Gracie is different. She doesn’t jump higher than a chair seat and her food dish (that’s about 26 inches). She won’t jump onto the counter and does not appear to like the cat tree at all, even the lower levels. She often misjudges and runs into a doorway or trips on the steps. It may be a depth perception issue. I don’t know how to help her. It’s been about two months since she lost her eye. She may need more time or it may have been her dominant eye (is there such a thing?). Still, she’s a happy, social cat and is unaffected by all this.
What they have in common is that they are people cats. They do not hide from visitors. Ok, the sound of the super loud doorbell may make them run (their peeps can’t hear it from the back porch unless it’s really loud!) but they come out quickly. They like people more than their peeps do.
Gracie seemed to respond to her name almost instantly. A conversation with one of the rescue folks revealed that her former owners called her Gray (because she was gray). Gray, Gracie…sounds enough alike.
Morgan took months to figure out her name. Fortunately she came out in response to any words including the ones you use when you hammer your thumb. I’m pretty sure she thought her name was “Ohshit” or “Goshdarnit” for a long time.

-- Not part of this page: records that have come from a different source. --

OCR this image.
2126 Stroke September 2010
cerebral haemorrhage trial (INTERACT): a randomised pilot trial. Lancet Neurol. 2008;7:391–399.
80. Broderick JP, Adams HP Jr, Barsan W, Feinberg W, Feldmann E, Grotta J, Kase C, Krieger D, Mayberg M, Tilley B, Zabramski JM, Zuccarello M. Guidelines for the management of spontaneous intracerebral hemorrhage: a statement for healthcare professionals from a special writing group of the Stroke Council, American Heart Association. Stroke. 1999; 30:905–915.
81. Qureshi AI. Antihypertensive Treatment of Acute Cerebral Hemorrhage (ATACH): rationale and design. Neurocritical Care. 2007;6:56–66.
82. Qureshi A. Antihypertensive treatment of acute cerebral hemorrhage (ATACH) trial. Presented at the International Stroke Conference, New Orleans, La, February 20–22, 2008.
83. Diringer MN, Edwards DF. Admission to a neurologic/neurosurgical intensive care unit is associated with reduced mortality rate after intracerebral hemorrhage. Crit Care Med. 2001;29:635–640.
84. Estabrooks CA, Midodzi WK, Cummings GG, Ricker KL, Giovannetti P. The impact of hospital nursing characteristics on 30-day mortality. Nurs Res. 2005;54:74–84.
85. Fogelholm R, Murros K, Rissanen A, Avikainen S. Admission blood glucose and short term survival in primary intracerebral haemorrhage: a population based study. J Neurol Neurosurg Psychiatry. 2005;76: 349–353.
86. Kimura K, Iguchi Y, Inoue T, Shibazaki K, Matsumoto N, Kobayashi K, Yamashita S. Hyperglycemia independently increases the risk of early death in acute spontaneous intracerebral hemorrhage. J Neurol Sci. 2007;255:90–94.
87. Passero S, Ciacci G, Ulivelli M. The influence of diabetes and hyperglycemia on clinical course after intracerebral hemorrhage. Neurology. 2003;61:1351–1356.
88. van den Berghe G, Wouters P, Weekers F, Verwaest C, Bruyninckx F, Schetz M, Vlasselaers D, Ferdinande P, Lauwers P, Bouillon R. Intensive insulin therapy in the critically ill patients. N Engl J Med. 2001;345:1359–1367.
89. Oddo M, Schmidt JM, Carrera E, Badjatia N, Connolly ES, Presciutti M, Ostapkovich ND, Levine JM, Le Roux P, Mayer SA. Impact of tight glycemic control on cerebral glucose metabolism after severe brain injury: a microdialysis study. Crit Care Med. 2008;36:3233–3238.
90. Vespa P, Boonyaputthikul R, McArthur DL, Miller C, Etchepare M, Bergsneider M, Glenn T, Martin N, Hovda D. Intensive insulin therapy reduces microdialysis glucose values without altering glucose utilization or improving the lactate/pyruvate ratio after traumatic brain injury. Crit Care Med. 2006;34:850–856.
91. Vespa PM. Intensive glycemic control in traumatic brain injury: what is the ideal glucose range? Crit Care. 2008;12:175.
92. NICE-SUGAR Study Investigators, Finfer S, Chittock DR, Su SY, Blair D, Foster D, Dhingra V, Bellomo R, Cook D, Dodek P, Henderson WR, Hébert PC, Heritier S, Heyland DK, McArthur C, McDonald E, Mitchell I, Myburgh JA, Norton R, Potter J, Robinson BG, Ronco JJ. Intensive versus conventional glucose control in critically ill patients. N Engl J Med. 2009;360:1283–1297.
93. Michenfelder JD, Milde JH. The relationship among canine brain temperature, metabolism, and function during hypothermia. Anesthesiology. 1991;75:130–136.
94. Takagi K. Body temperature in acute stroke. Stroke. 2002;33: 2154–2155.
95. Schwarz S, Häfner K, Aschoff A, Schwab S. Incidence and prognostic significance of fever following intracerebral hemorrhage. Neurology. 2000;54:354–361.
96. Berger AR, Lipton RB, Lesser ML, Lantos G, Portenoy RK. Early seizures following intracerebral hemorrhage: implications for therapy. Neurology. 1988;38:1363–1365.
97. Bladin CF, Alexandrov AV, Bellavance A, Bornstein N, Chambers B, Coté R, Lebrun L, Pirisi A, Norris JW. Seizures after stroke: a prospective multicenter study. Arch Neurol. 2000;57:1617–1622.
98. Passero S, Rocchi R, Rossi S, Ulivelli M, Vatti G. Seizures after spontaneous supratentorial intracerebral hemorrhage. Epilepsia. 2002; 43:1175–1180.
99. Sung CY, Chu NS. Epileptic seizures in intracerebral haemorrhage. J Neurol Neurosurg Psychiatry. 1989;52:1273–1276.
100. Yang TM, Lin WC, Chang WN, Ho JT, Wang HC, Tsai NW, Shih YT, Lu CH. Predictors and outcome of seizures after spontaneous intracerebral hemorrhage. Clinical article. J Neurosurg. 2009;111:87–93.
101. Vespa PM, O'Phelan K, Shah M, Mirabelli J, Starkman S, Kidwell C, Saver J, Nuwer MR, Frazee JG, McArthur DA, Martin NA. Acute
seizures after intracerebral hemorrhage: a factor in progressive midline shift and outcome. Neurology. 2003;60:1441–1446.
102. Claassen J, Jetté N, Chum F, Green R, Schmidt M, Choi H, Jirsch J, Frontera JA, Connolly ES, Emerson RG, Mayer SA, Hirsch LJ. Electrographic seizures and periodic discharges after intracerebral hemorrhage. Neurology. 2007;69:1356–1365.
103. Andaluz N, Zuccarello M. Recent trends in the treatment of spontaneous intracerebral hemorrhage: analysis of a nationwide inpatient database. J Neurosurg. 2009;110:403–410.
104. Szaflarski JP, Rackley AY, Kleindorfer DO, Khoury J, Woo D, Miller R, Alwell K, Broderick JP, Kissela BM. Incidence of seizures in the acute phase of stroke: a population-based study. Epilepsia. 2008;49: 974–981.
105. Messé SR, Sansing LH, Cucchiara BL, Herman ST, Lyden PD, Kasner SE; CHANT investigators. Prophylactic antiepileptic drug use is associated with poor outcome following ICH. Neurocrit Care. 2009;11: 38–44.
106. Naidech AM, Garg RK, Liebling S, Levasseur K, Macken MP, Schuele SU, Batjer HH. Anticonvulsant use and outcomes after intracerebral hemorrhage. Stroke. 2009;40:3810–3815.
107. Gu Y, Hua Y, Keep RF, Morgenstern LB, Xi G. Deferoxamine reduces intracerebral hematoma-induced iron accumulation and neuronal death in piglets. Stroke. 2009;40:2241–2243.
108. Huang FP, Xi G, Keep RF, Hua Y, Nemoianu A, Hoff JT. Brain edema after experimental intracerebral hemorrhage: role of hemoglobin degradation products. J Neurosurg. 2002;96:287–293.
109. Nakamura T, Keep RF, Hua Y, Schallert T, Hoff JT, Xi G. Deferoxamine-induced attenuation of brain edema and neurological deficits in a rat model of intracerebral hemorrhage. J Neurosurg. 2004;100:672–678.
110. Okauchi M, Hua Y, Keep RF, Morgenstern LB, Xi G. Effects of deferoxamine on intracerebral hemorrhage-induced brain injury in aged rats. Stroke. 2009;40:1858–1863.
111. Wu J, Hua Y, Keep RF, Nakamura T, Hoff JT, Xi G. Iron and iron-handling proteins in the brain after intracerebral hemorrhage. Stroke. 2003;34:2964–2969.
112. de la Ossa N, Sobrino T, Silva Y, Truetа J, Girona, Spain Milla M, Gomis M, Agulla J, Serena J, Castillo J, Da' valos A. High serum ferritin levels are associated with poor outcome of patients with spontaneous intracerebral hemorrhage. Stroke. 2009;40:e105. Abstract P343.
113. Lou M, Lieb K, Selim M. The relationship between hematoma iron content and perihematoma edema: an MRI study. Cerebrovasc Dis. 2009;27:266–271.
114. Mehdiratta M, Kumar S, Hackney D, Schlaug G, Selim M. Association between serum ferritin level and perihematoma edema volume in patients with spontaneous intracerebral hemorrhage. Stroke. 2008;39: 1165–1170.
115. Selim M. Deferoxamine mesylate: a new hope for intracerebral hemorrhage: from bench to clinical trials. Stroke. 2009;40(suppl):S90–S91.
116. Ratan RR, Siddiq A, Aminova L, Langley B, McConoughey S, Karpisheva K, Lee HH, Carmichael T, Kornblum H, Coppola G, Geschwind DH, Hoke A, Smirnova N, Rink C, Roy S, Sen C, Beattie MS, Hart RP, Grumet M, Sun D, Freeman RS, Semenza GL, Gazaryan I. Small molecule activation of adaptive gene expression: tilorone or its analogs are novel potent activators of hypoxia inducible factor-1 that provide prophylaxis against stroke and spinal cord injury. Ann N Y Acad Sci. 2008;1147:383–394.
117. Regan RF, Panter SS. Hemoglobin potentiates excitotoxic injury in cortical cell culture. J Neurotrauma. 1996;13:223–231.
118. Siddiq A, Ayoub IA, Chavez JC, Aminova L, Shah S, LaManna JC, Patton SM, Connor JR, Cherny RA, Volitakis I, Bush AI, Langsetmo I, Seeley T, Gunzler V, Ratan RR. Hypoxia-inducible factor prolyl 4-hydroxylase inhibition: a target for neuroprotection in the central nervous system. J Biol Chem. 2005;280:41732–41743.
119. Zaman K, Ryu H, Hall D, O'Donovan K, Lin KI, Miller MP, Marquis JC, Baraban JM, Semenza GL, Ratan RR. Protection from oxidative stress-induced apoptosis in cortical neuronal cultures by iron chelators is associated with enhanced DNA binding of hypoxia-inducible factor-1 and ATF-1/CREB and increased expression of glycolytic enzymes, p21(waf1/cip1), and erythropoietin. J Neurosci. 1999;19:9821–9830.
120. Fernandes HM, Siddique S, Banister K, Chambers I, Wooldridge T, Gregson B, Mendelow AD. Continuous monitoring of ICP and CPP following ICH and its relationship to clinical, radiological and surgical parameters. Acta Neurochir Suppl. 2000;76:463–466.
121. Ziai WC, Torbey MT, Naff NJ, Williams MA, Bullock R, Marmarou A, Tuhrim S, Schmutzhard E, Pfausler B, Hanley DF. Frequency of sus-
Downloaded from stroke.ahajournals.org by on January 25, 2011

We have no idea how old Gracie is. There are different accounts but she’s very small (7 lbs.) and very active. She and Morgan have become good buddies. They like a good chase and each one gives as good as they get. There is no physical conflict. No ear bites or tail pulling. (Remember Mom always said it’s all fun and games until someone gets hurt. They must have heard her.)
I’ve had cats that didn’t like each other. It’s not fun. I am blessed to have four who not only tolerate each other but seem to enjoy the companionship. I know who the lucky one is.